Four strips had a high Cu background value (66.40 mg/kg) and were above the standard value (50 mg/kg). The Cu contents of the YD1 and YD2 strips were lower than the background values, whereas the Cu contents of the YD3 and YD4 strips were higher than the background values. Cu occurred mainly as a mixed source of the soil matrix and organic fertilizer, which made the Cu distribution uneven. Deng et al. (2021) found that the Cu concentrations under the plant tolerable conditions were significantly positively correlated with plant height, stem thickness, crown diameter, and plot coverage, which promotes the species diversity of the community. Therefore, the plant species in the study area developed a certain tolerance to Cu, and Cu showed a very significant positive correlation with the Shannon–Wiener and Simpson indices (p < 0.01; the correlation coefficient r was 0.983 and 0.970, respectively). After analysis, the Cu content of the four strips exceeded the Chinese GB 15,618–2018 standard value (Table 1). Although Cu is a trace element needed for plant growth, the growth and distribution of plants can be limited if the Cu content exceeds the upper limit of the plant’s nutrient tolerance. This might partly explain the negative correlation between Cu and the Margalef index, which indicated that Cu had a certain inhibitory effect on the community species composition and limited the community richness.

Conclusion

Plant communities often exhibit a single absolute dominant species, with dominant and associated species with high IV occupying key ecological niches. However, this inhibits the growth of non-associated species and thus reduces the community species diversity. Source analyses of seven heavy metals by PMF in the wetland indicated that the seven heavy metals originated from pesticides, fertilizers, livestock manure, sewage irrigation, agricultural sources, and soil matrix sources. Heavy metals affect community species diversity by influencing the enriched species evenness and richness of plant communities.

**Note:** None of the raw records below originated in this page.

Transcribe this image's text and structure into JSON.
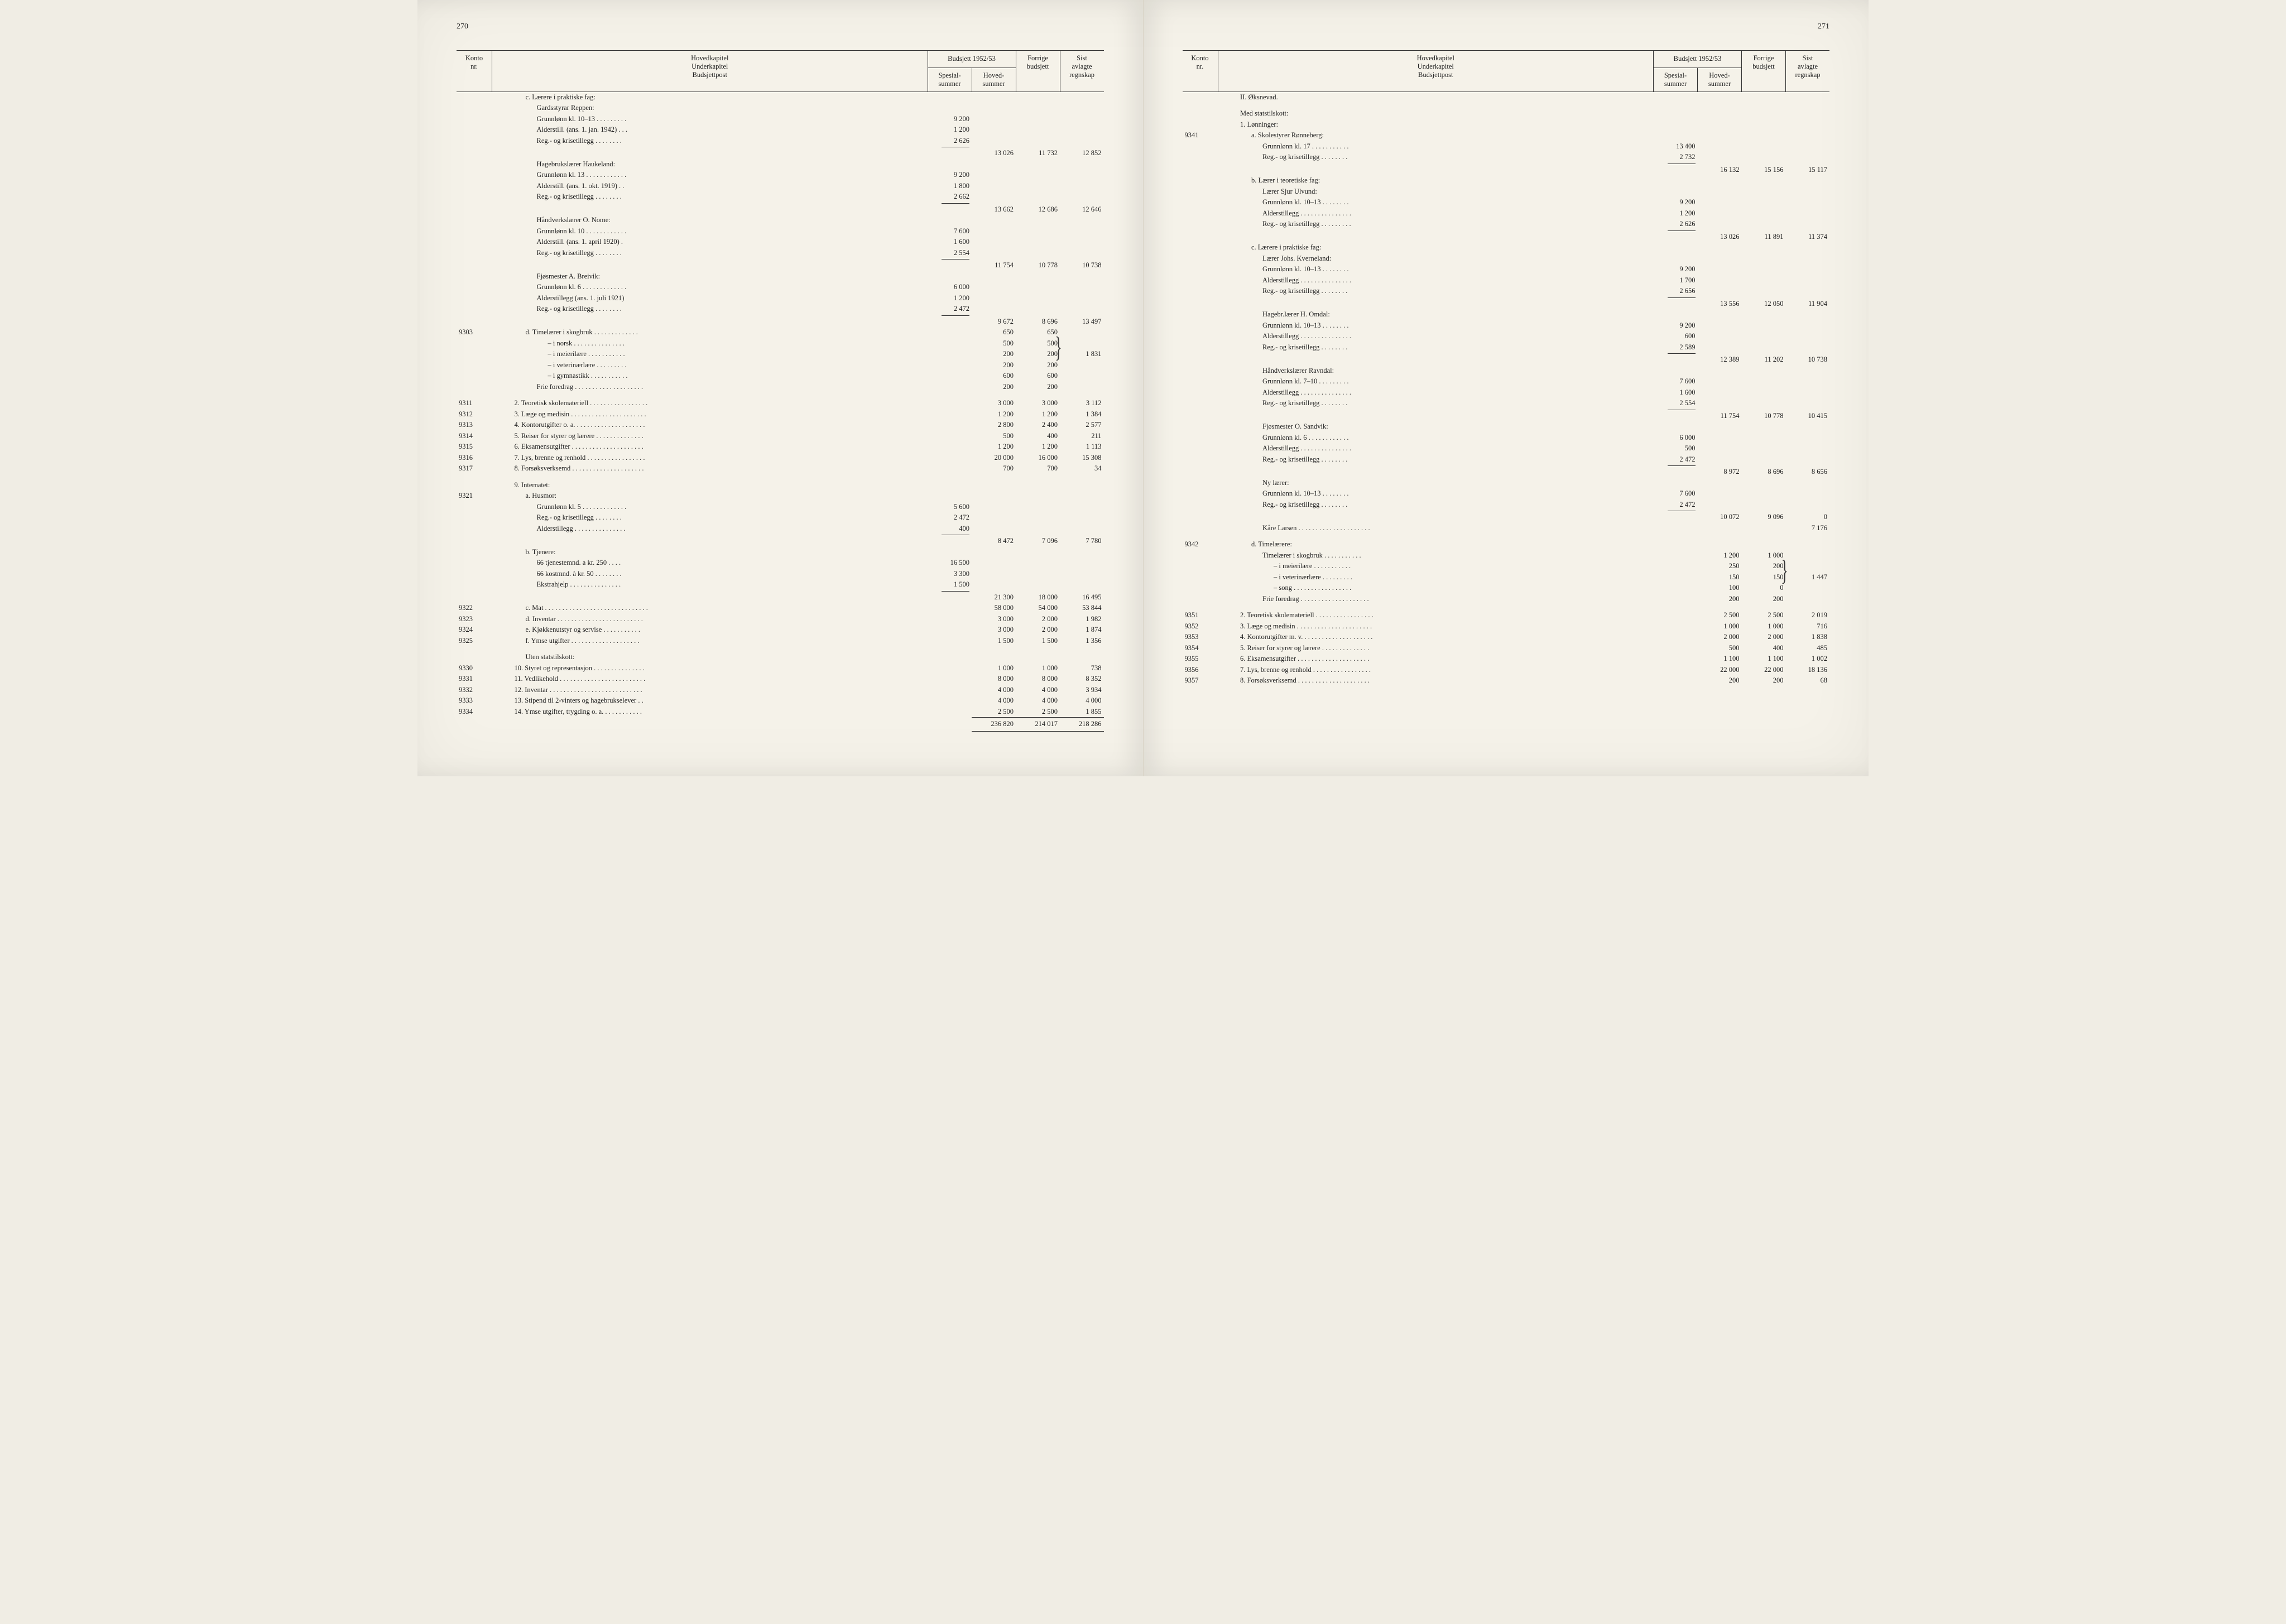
{
  "pages": {
    "left_num": "270",
    "right_num": "271"
  },
  "headers": {
    "konto": "Konto\nnr.",
    "hoved": "Hovedkapitel\nUnderkapitel\nBudsjettpost",
    "budsjett": "Budsjett 1952/53",
    "spesial": "Spesial-\nsummer",
    "hovedsum": "Hoved-\nsummer",
    "forrige": "Forrige\nbudsjett",
    "sist": "Sist\navlagte\nregnskap"
  },
  "left": {
    "blocks": [
      {
        "type": "head",
        "cls": "lvl-b",
        "text": "c.  Lærere i praktiske fag:"
      },
      {
        "type": "head",
        "cls": "lvl-c",
        "text": "Gardsstyrar Reppen:"
      },
      {
        "type": "line",
        "cls": "lvl-c",
        "text": "Grunnlønn kl. 10–13 . . . . . . . . .",
        "sp": "9 200"
      },
      {
        "type": "line",
        "cls": "lvl-c",
        "text": "Alderstill. (ans. 1. jan. 1942) . . .",
        "sp": "1 200"
      },
      {
        "type": "line",
        "cls": "lvl-c",
        "text": "Reg.- og krisetillegg  . . . . . . . .",
        "sp": "2 626"
      },
      {
        "type": "rule-sp"
      },
      {
        "type": "sum",
        "hs": "13 026",
        "fb": "11 732",
        "sr": "12 852"
      },
      {
        "type": "head",
        "cls": "lvl-c",
        "text": "Hagebrukslærer Haukeland:"
      },
      {
        "type": "line",
        "cls": "lvl-c",
        "text": "Grunnlønn kl. 13 . . . . . . . . . . . .",
        "sp": "9 200"
      },
      {
        "type": "line",
        "cls": "lvl-c",
        "text": "Alderstill. (ans. 1. okt. 1919)  . .",
        "sp": "1 800"
      },
      {
        "type": "line",
        "cls": "lvl-c",
        "text": "Reg.- og krisetillegg  . . . . . . . .",
        "sp": "2 662"
      },
      {
        "type": "rule-sp"
      },
      {
        "type": "sum",
        "hs": "13 662",
        "fb": "12 686",
        "sr": "12 646"
      },
      {
        "type": "head",
        "cls": "lvl-c",
        "text": "Håndverkslærer O. Nome:"
      },
      {
        "type": "line",
        "cls": "lvl-c",
        "text": "Grunnlønn kl. 10 . . . . . . . . . . . .",
        "sp": "7 600"
      },
      {
        "type": "line",
        "cls": "lvl-c",
        "text": "Alderstill. (ans. 1. april 1920)  .",
        "sp": "1 600"
      },
      {
        "type": "line",
        "cls": "lvl-c",
        "text": "Reg.- og krisetillegg  . . . . . . . .",
        "sp": "2 554"
      },
      {
        "type": "rule-sp"
      },
      {
        "type": "sum",
        "hs": "11 754",
        "fb": "10 778",
        "sr": "10 738"
      },
      {
        "type": "head",
        "cls": "lvl-c",
        "text": "Fjøsmester A. Breivik:"
      },
      {
        "type": "line",
        "cls": "lvl-c",
        "text": "Grunnlønn kl. 6 . . . . . . . . . . . . .",
        "sp": "6 000"
      },
      {
        "type": "line",
        "cls": "lvl-c",
        "text": "Alderstillegg (ans. 1. juli 1921)",
        "sp": "1 200"
      },
      {
        "type": "line",
        "cls": "lvl-c",
        "text": "Reg.- og krisetillegg  . . . . . . . .",
        "sp": "2 472"
      },
      {
        "type": "rule-sp"
      },
      {
        "type": "sum",
        "hs": "9 672",
        "fb": "8 696",
        "sr": "13 497"
      },
      {
        "type": "row",
        "konto": "9303",
        "cls": "lvl-b",
        "text": "d.  Timelærer i skogbruk  . . . . . . . . . . . . .",
        "hs": "650",
        "fb": "650"
      },
      {
        "type": "line",
        "cls": "lvl-d",
        "text": "–        i norsk  . . . . . . . . . . . . . . .",
        "hs": "500",
        "fb": "500"
      },
      {
        "type": "line",
        "cls": "lvl-d",
        "text": "–        i meierilære  . . . . . . . . . . .",
        "hs": "200",
        "fb": "200",
        "sr": "1 831",
        "bracket": true
      },
      {
        "type": "line",
        "cls": "lvl-d",
        "text": "–        i veterinærlære  . . . . . . . . .",
        "hs": "200",
        "fb": "200"
      },
      {
        "type": "line",
        "cls": "lvl-d",
        "text": "–        i gymnastikk . . . . . . . . . . .",
        "hs": "600",
        "fb": "600"
      },
      {
        "type": "line",
        "cls": "lvl-c",
        "text": "Frie foredrag . . . . . . . . . . . . . . . . . . . .",
        "hs": "200",
        "fb": "200"
      },
      {
        "type": "blank"
      },
      {
        "type": "row",
        "konto": "9311",
        "cls": "lvl-n",
        "text": "2.  Teoretisk skolemateriell  . . . . . . . . . . . . . . . . .",
        "hs": "3 000",
        "fb": "3 000",
        "sr": "3 112"
      },
      {
        "type": "row",
        "konto": "9312",
        "cls": "lvl-n",
        "text": "3.  Læge og medisin  . . . . . . . . . . . . . . . . . . . . . .",
        "hs": "1 200",
        "fb": "1 200",
        "sr": "1 384"
      },
      {
        "type": "row",
        "konto": "9313",
        "cls": "lvl-n",
        "text": "4.  Kontorutgifter o. a.  . . . . . . . . . . . . . . . . . . . .",
        "hs": "2 800",
        "fb": "2 400",
        "sr": "2 577"
      },
      {
        "type": "row",
        "konto": "9314",
        "cls": "lvl-n",
        "text": "5.  Reiser for styrer og lærere  . . . . . . . . . . . . . .",
        "hs": "500",
        "fb": "400",
        "sr": "211"
      },
      {
        "type": "row",
        "konto": "9315",
        "cls": "lvl-n",
        "text": "6.  Eksamensutgifter  . . . . . . . . . . . . . . . . . . . . .",
        "hs": "1 200",
        "fb": "1 200",
        "sr": "1 113"
      },
      {
        "type": "row",
        "konto": "9316",
        "cls": "lvl-n",
        "text": "7.  Lys, brenne og renhold  . . . . . . . . . . . . . . . . .",
        "hs": "20 000",
        "fb": "16 000",
        "sr": "15 308"
      },
      {
        "type": "row",
        "konto": "9317",
        "cls": "lvl-n",
        "text": "8.  Forsøksverksemd  . . . . . . . . . . . . . . . . . . . . .",
        "hs": "700",
        "fb": "700",
        "sr": "34"
      },
      {
        "type": "blank"
      },
      {
        "type": "head",
        "cls": "lvl-n",
        "text": "9.  Internatet:"
      },
      {
        "type": "row",
        "konto": "9321",
        "cls": "lvl-b",
        "text": "a.  Husmor:"
      },
      {
        "type": "line",
        "cls": "lvl-c",
        "text": "Grunnlønn kl. 5 . . . . . . . . . . . . .",
        "sp": "5 600"
      },
      {
        "type": "line",
        "cls": "lvl-c",
        "text": "Reg.- og krisetillegg  . . . . . . . .",
        "sp": "2 472"
      },
      {
        "type": "line",
        "cls": "lvl-c",
        "text": "Alderstillegg . . . . . . . . . . . . . . .",
        "sp": "400"
      },
      {
        "type": "rule-sp"
      },
      {
        "type": "sum",
        "hs": "8 472",
        "fb": "7 096",
        "sr": "7 780"
      },
      {
        "type": "head",
        "cls": "lvl-b",
        "text": "b.  Tjenere:"
      },
      {
        "type": "line",
        "cls": "lvl-c",
        "text": "66 tjenestemnd. a kr. 250  . . . .",
        "sp": "16 500"
      },
      {
        "type": "line",
        "cls": "lvl-c",
        "text": "66 kostmnd. à kr. 50  . . . . . . . .",
        "sp": "3 300"
      },
      {
        "type": "line",
        "cls": "lvl-c",
        "text": "Ekstrahjelp  . . . . . . . . . . . . . . .",
        "sp": "1 500"
      },
      {
        "type": "rule-sp"
      },
      {
        "type": "sum",
        "hs": "21 300",
        "fb": "18 000",
        "sr": "16 495"
      },
      {
        "type": "row",
        "konto": "9322",
        "cls": "lvl-b",
        "text": "c.  Mat . . . . . . . . . . . . . . . . . . . . . . . . . . . . . .",
        "hs": "58 000",
        "fb": "54 000",
        "sr": "53 844"
      },
      {
        "type": "row",
        "konto": "9323",
        "cls": "lvl-b",
        "text": "d.  Inventar  . . . . . . . . . . . . . . . . . . . . . . . . .",
        "hs": "3 000",
        "fb": "2 000",
        "sr": "1 982"
      },
      {
        "type": "row",
        "konto": "9324",
        "cls": "lvl-b",
        "text": "e.  Kjøkkenutstyr og servise  . . . . . . . . . . .",
        "hs": "3 000",
        "fb": "2 000",
        "sr": "1 874"
      },
      {
        "type": "row",
        "konto": "9325",
        "cls": "lvl-b",
        "text": "f.  Ymse utgifter  . . . . . . . . . . . . . . . . . . . .",
        "hs": "1 500",
        "fb": "1 500",
        "sr": "1 356"
      },
      {
        "type": "blank"
      },
      {
        "type": "head",
        "cls": "lvl-b",
        "text": "Uten statstilskott:"
      },
      {
        "type": "row",
        "konto": "9330",
        "cls": "lvl-n",
        "text": "10.  Styret og representasjon  . . . . . . . . . . . . . . .",
        "hs": "1 000",
        "fb": "1 000",
        "sr": "738"
      },
      {
        "type": "row",
        "konto": "9331",
        "cls": "lvl-n",
        "text": "11.  Vedlikehold  . . . . . . . . . . . . . . . . . . . . . . . . .",
        "hs": "8 000",
        "fb": "8 000",
        "sr": "8 352"
      },
      {
        "type": "row",
        "konto": "9332",
        "cls": "lvl-n",
        "text": "12.  Inventar  . . . . . . . . . . . . . . . . . . . . . . . . . . .",
        "hs": "4 000",
        "fb": "4 000",
        "sr": "3 934"
      },
      {
        "type": "row",
        "konto": "9333",
        "cls": "lvl-n",
        "text": "13.  Stipend til 2-vinters og hagebrukselever . .",
        "hs": "4 000",
        "fb": "4 000",
        "sr": "4 000"
      },
      {
        "type": "row",
        "konto": "9334",
        "cls": "lvl-n",
        "text": "14.  Ymse utgifter, trygding o. a.  . . . . . . . . . . .",
        "hs": "2 500",
        "fb": "2 500",
        "sr": "1 855"
      },
      {
        "type": "total",
        "hs": "236 820",
        "fb": "214 017",
        "sr": "218 286"
      }
    ]
  },
  "right": {
    "blocks": [
      {
        "type": "head",
        "cls": "lvl-n",
        "text": "II. Øksnevad."
      },
      {
        "type": "blank"
      },
      {
        "type": "head",
        "cls": "lvl-n",
        "text": "Med statstilskott:"
      },
      {
        "type": "head",
        "cls": "lvl-n",
        "text": "1.  Lønninger:"
      },
      {
        "type": "row",
        "konto": "9341",
        "cls": "lvl-b",
        "text": "a.  Skolestyrer Rønneberg:"
      },
      {
        "type": "line",
        "cls": "lvl-c",
        "text": "Grunnlønn kl. 17  . . . . . . . . . . .",
        "sp": "13 400"
      },
      {
        "type": "line",
        "cls": "lvl-c",
        "text": "Reg.- og krisetillegg  . . . . . . . .",
        "sp": "2 732"
      },
      {
        "type": "rule-sp"
      },
      {
        "type": "sum",
        "hs": "16 132",
        "fb": "15 156",
        "sr": "15 117"
      },
      {
        "type": "head",
        "cls": "lvl-b",
        "text": "b.  Lærer i teoretiske fag:"
      },
      {
        "type": "head",
        "cls": "lvl-c",
        "text": "Lærer Sjur Ulvund:"
      },
      {
        "type": "line",
        "cls": "lvl-c",
        "text": "Grunnlønn kl. 10–13  . . . . . . . .",
        "sp": "9 200"
      },
      {
        "type": "line",
        "cls": "lvl-c",
        "text": "Alderstillegg . . . . . . . . . . . . . . .",
        "sp": "1 200"
      },
      {
        "type": "line",
        "cls": "lvl-c",
        "text": "Reg.- og krisetillegg . . . . . . . . .",
        "sp": "2 626"
      },
      {
        "type": "rule-sp"
      },
      {
        "type": "sum",
        "hs": "13 026",
        "fb": "11 891",
        "sr": "11 374"
      },
      {
        "type": "head",
        "cls": "lvl-b",
        "text": "c.  Lærere i praktiske fag:"
      },
      {
        "type": "head",
        "cls": "lvl-c",
        "text": "Lærer Johs. Kverneland:"
      },
      {
        "type": "line",
        "cls": "lvl-c",
        "text": "Grunnlønn kl. 10–13  . . . . . . . .",
        "sp": "9 200"
      },
      {
        "type": "line",
        "cls": "lvl-c",
        "text": "Alderstillegg . . . . . . . . . . . . . . .",
        "sp": "1 700"
      },
      {
        "type": "line",
        "cls": "lvl-c",
        "text": "Reg.- og krisetillegg  . . . . . . . .",
        "sp": "2 656"
      },
      {
        "type": "rule-sp"
      },
      {
        "type": "sum",
        "hs": "13 556",
        "fb": "12 050",
        "sr": "11 904"
      },
      {
        "type": "head",
        "cls": "lvl-c",
        "text": "Hagebr.lærer H. Omdal:"
      },
      {
        "type": "line",
        "cls": "lvl-c",
        "text": "Grunnlønn kl. 10–13  . . . . . . . .",
        "sp": "9 200"
      },
      {
        "type": "line",
        "cls": "lvl-c",
        "text": "Alderstillegg . . . . . . . . . . . . . . .",
        "sp": "600"
      },
      {
        "type": "line",
        "cls": "lvl-c",
        "text": "Reg.- og krisetillegg  . . . . . . . .",
        "sp": "2 589"
      },
      {
        "type": "rule-sp"
      },
      {
        "type": "sum",
        "hs": "12 389",
        "fb": "11 202",
        "sr": "10 738"
      },
      {
        "type": "head",
        "cls": "lvl-c",
        "text": "Håndverkslærer Ravndal:"
      },
      {
        "type": "line",
        "cls": "lvl-c",
        "text": "Grunnlønn kl. 7–10  . . . . . . . . .",
        "sp": "7 600"
      },
      {
        "type": "line",
        "cls": "lvl-c",
        "text": "Alderstillegg . . . . . . . . . . . . . . .",
        "sp": "1 600"
      },
      {
        "type": "line",
        "cls": "lvl-c",
        "text": "Reg.- og krisetillegg  . . . . . . . .",
        "sp": "2 554"
      },
      {
        "type": "rule-sp"
      },
      {
        "type": "sum",
        "hs": "11 754",
        "fb": "10 778",
        "sr": "10 415"
      },
      {
        "type": "head",
        "cls": "lvl-c",
        "text": "Fjøsmester O. Sandvik:"
      },
      {
        "type": "line",
        "cls": "lvl-c",
        "text": "Grunnlønn kl. 6  . . . . . . . . . . . .",
        "sp": "6 000"
      },
      {
        "type": "line",
        "cls": "lvl-c",
        "text": "Alderstillegg . . . . . . . . . . . . . . .",
        "sp": "500"
      },
      {
        "type": "line",
        "cls": "lvl-c",
        "text": "Reg.- og krisetillegg  . . . . . . . .",
        "sp": "2 472"
      },
      {
        "type": "rule-sp"
      },
      {
        "type": "sum",
        "hs": "8 972",
        "fb": "8 696",
        "sr": "8 656"
      },
      {
        "type": "head",
        "cls": "lvl-c",
        "text": "Ny lærer:"
      },
      {
        "type": "line",
        "cls": "lvl-c",
        "text": "Grunnlønn kl. 10–13  . . . . . . . .",
        "sp": "7 600"
      },
      {
        "type": "line",
        "cls": "lvl-c",
        "text": "Reg.- og krisetillegg  . . . . . . . .",
        "sp": "2 472"
      },
      {
        "type": "rule-sp"
      },
      {
        "type": "sum",
        "hs": "10 072",
        "fb": "9 096",
        "sr": "0"
      },
      {
        "type": "line",
        "cls": "lvl-c",
        "text": "Kåre Larsen . . . . . . . . . . . . . . . . . . . . .",
        "sr": "7 176"
      },
      {
        "type": "blank"
      },
      {
        "type": "row",
        "konto": "9342",
        "cls": "lvl-b",
        "text": "d.  Timelærere:"
      },
      {
        "type": "line",
        "cls": "lvl-c",
        "text": "Timelærer  i skogbruk  . . . . . . . . . . .",
        "hs": "1 200",
        "fb": "1 000"
      },
      {
        "type": "line",
        "cls": "lvl-d",
        "text": "–         i meierilære  . . . . . . . . . . .",
        "hs": "250",
        "fb": "200"
      },
      {
        "type": "line",
        "cls": "lvl-d",
        "text": "–         i veterinærlære  . . . . . . . . .",
        "hs": "150",
        "fb": "150",
        "sr": "1 447",
        "bracket": true
      },
      {
        "type": "line",
        "cls": "lvl-d",
        "text": "–         song  . . . . . . . . . . . . . . . . .",
        "hs": "100",
        "fb": "0"
      },
      {
        "type": "line",
        "cls": "lvl-c",
        "text": "Frie foredrag . . . . . . . . . . . . . . . . . . . .",
        "hs": "200",
        "fb": "200"
      },
      {
        "type": "blank"
      },
      {
        "type": "row",
        "konto": "9351",
        "cls": "lvl-n",
        "text": "2.  Teoretisk skolemateriell . . . . . . . . . . . . . . . . .",
        "hs": "2 500",
        "fb": "2 500",
        "sr": "2 019"
      },
      {
        "type": "row",
        "konto": "9352",
        "cls": "lvl-n",
        "text": "3.  Læge og medisin  . . . . . . . . . . . . . . . . . . . . . .",
        "hs": "1 000",
        "fb": "1 000",
        "sr": "716"
      },
      {
        "type": "row",
        "konto": "9353",
        "cls": "lvl-n",
        "text": "4.  Kontorutgifter m. v.  . . . . . . . . . . . . . . . . . . . .",
        "hs": "2 000",
        "fb": "2 000",
        "sr": "1 838"
      },
      {
        "type": "row",
        "konto": "9354",
        "cls": "lvl-n",
        "text": "5.  Reiser for styrer og lærere  . . . . . . . . . . . . . .",
        "hs": "500",
        "fb": "400",
        "sr": "485"
      },
      {
        "type": "row",
        "konto": "9355",
        "cls": "lvl-n",
        "text": "6.  Eksamensutgifter  . . . . . . . . . . . . . . . . . . . . .",
        "hs": "1 100",
        "fb": "1 100",
        "sr": "1 002"
      },
      {
        "type": "row",
        "konto": "9356",
        "cls": "lvl-n",
        "text": "7.  Lys, brenne og renhold  . . . . . . . . . . . . . . . . .",
        "hs": "22 000",
        "fb": "22 000",
        "sr": "18 136"
      },
      {
        "type": "row",
        "konto": "9357",
        "cls": "lvl-n",
        "text": "8.  Forsøksverksemd  . . . . . . . . . . . . . . . . . . . . .",
        "hs": "200",
        "fb": "200",
        "sr": "68"
      }
    ]
  }
}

In conclusion, we must reasonably increase the number of tolerant species and maximize species niche differentiation to improve the differences and functional complementarity between coexisting individuals. Native pioneer plants should be given priority in artificial planting, whereas functional redundant species should be avoided. Additionally, more studies are needed to confirm the changes in soil heavy metal distribution characteristics and heavy metal accumulation process before, during, and after ecological restoration.